Les groupes qui le constituent viennent de tous les courants de la gauche. Ils en gardent les fondements culturels, mais ils se souviennent pourquoi ils ont quitté les organisations correspondantes. De la social-démocratie, ils rejettent les compromissions devenues insoutenables avec la guerre d’Algérie ; du communisme, ils retiennent l’idéal d’égalité, mais regrettent l’ignorance de la démocratie et le relativisme sur les libertés ; des courants de l’extrême gauche, de la palette des trotskystes, des divers libertaires et plus tard des maoïstes, ils retiennent la radicalité et ils voudraient dépasser l’isolement et les penchants sectaires ; des courants chrétiens, ils arrivent à la nécessité de déconfessionnaliser la solidarité.

La cohabitation ne va pas sans frottements et sans grincements de dents. Le regroupement est nécessaire pour être présent dans la confrontation sur la scène politique, pour comprendre les mutations de la société française, pour s’inscrire dans les débats intellectuels et dans les affirmations culturelles. Et surtout, pour peser à partir des luttes, des mobilisations et des propositions. C’est le regroupement qui permet les adhésions individuelles qui vont concrétiser une nouvelle identité.

L’analyse de la société va mettre l’accent sur l’évolution des couches populaires et des bases sociales du renouvellement. Elle permet de mettre en évidence les réalités, les conditions de vie et les inégalités sociales. Elle permet aussi de montrer la combativité et les déterminations sociales et militantes. Cette analyse s’appuie, pour le nouveau PSU, et ce sera une constante par la suite, sur les militants ouvriers et paysans qui viennent des différents courants et des différentes régions. Cette base est déterminante comme base d’enquête et pour la capacité d’intégrer les différents travaux de chercheurs et d’auteurs.

Le PSU a été un espace d’élaboration. Rappelons, parmi beaucoup d’autres, les travaux sur la nouvelle classe ouvrière de Pierre Belleville et ceux de Serge Mallet, les paysans travailleurs de Bernard Lambert, les alliances de classes de Nicos Poulantzas. Sans oublier les travaux de Pierre Naville. Et aussi l’ouverture du PSU au mouvement des femmes, aux jeunes, aux migrants, aux habitants, aux « minorités ». Le PSU a aussi bien perçu l’importance de la dimension géopolitique en reliant les confrontations Est-Ouest et les contradictions Nord-Sud, accordant à la décolonisation une attention particulière. Il a bien compris l’importance des révoltes des scolarisés dont un des moments dominants a été Mai 68, l’irruption étudiante des années 1965-1973 et la recherche d’une alliance entre étudiants et ouvriers [3].

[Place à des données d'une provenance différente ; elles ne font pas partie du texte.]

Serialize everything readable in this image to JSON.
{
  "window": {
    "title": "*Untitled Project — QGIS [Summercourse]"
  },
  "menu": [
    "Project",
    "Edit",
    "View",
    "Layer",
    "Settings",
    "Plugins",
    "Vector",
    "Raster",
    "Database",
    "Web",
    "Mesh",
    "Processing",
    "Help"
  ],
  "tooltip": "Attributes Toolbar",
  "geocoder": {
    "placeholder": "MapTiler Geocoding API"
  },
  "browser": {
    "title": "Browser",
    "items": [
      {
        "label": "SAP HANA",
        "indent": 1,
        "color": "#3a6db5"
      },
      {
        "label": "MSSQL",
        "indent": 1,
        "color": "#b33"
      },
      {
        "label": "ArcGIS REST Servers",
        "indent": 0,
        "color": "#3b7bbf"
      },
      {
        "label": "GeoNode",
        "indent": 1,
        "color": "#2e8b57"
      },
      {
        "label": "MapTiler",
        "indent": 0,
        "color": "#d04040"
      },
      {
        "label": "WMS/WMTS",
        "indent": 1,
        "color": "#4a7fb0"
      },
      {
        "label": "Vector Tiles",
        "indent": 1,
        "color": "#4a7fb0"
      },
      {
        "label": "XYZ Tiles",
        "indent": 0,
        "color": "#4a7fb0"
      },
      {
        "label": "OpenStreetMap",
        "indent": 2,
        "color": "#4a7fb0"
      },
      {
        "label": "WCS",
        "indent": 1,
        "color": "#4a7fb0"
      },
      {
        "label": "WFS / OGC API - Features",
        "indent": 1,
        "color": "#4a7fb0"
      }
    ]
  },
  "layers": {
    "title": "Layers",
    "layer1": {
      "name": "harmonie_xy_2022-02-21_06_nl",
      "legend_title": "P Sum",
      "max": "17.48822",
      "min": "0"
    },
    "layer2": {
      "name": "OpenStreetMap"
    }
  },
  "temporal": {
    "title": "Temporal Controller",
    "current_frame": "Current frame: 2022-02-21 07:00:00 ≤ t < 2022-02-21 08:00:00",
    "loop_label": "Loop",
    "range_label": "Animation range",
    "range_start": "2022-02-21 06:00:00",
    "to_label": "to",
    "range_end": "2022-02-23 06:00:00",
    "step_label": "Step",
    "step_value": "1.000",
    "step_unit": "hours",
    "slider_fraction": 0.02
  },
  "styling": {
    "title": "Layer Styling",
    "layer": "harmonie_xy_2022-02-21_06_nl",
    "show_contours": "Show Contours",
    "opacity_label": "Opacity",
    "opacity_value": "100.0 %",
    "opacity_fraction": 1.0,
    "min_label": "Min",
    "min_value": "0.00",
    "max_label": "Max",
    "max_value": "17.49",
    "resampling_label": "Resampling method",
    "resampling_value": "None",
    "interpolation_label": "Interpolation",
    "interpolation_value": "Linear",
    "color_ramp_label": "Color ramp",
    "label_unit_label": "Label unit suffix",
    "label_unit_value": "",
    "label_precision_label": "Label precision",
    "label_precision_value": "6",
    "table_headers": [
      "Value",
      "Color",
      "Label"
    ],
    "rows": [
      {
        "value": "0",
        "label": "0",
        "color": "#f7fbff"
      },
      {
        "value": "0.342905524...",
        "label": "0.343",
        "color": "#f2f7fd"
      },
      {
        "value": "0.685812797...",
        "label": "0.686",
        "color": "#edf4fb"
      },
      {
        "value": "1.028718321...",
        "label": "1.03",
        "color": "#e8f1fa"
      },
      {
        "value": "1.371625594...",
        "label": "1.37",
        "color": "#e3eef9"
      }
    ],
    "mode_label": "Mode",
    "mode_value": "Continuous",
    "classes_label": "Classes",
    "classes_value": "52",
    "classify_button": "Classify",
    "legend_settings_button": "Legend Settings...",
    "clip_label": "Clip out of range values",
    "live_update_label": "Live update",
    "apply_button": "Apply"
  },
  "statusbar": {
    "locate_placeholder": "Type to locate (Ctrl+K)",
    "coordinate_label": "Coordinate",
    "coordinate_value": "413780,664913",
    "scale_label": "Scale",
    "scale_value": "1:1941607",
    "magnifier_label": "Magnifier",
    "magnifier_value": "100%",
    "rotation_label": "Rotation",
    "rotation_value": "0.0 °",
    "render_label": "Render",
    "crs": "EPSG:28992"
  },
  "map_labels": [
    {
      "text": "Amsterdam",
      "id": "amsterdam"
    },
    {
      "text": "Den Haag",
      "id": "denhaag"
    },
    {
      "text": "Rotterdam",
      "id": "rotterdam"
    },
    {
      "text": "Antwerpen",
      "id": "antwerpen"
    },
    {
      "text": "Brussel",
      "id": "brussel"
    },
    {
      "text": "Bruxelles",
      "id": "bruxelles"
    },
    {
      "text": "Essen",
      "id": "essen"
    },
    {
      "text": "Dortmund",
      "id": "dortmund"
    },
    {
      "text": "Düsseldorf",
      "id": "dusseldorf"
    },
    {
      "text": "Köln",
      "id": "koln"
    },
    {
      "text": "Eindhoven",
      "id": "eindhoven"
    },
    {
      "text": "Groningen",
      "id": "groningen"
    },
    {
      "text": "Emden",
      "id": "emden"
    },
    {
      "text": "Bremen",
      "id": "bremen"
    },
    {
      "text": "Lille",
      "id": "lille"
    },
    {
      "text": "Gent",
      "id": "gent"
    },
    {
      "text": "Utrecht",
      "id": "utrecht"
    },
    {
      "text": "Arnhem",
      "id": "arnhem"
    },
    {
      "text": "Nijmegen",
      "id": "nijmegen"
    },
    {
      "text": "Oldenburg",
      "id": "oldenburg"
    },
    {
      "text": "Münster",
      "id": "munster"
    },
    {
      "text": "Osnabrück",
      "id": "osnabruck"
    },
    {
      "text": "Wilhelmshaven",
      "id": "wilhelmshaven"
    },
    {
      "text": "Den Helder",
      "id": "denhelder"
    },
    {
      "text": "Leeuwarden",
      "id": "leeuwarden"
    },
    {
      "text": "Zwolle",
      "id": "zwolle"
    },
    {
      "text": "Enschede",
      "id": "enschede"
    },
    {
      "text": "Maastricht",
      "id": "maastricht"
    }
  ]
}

Beaucoup de questions doivent aujourd’hui être travaillées et discutées. Des changements profonds marquent les inégalités, la précarité, l’évolution du salariat, les discriminations, les migrants, les chômeurs diplômés, les étudiants surendettés, les techniciens et les cadres, les modes de vie et les quartiers… La démarche reste d’actualité : la combinaison entre des recherches et des publications approfondies, critiquées et discutées publiquement ; une discussion à partir des bases d’enquête sociale et militante ; le débat sur l’inscription des changements dans des projets de mobilisation et d’action politique.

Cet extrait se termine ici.